The Communication Museum in Frankfurt is a fun place for both kids and adults. It is fairly interactive and is set in a light and airy space that is pleasant to be in. Though all the exhibit explanations are in German, it is still interesting to go and see how the history of communication developed in the world. They offer audio guides at the entrance for an extra 2 euro.
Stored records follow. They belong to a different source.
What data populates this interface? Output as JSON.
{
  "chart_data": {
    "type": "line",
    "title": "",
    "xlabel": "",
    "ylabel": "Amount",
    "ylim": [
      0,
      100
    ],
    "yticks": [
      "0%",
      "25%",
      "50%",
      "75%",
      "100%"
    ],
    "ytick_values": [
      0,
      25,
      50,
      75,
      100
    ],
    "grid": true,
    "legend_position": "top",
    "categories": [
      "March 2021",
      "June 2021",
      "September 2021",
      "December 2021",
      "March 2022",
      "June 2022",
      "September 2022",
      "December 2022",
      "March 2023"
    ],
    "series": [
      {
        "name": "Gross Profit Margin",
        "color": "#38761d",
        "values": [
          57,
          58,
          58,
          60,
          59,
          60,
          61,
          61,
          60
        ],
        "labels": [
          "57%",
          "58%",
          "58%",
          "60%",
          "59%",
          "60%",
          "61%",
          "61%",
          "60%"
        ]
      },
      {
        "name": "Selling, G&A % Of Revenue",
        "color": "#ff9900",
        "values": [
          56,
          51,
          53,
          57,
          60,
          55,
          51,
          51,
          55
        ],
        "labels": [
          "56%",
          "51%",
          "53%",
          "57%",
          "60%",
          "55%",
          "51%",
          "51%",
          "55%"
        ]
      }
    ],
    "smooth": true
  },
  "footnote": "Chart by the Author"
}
The museum is divided into sections, beginning with the history of writing or using signals to communicate, like fire or smoke. It moves on to letters and the postal system, which in Germany began in 1490. Next comes the telegraph and they have some of the telegrams from the Titanic you can read, then of course the telephone, radio, television and the internet. I liked seeing the Enigma machine and the post coaches. They also have a Deutsche Post train car and a modern sorting machine. It wasn’t until I went here that I discovered that the first television program began in Berlin in March, 1935. Who knew? There is also a section showing communication in artworks which is kind of fascinating. What’s not to like about a lobster phone? They have a lot of workshops for kids here, some are open to everyone where the kids can construct things but also private ones, as the museum seems to be quite popular for birthday parties.
The Museum is open: Tues.- Fri. from 09:00-19:00
Sat. Sun. and Holidays from 11:00-19:00
Adults – 3 €
Kids 6 – 16 – 1.50 €
Fridays are free for school classes and groups
This museum is usually packed on the “Night of the Museums” as it is a popular place to go. Also a good place to stop during the Museum Riverbank Fest.
We will be happy to include this on your private tour, if Communications are one of your interests, and you would like translations of the exhibits.
I wish the website was in English, but it isn’t. You can still take a look at it though to get a bit of an idea of what the museum looks like. Hope you enjoy your visit here as much as I always do.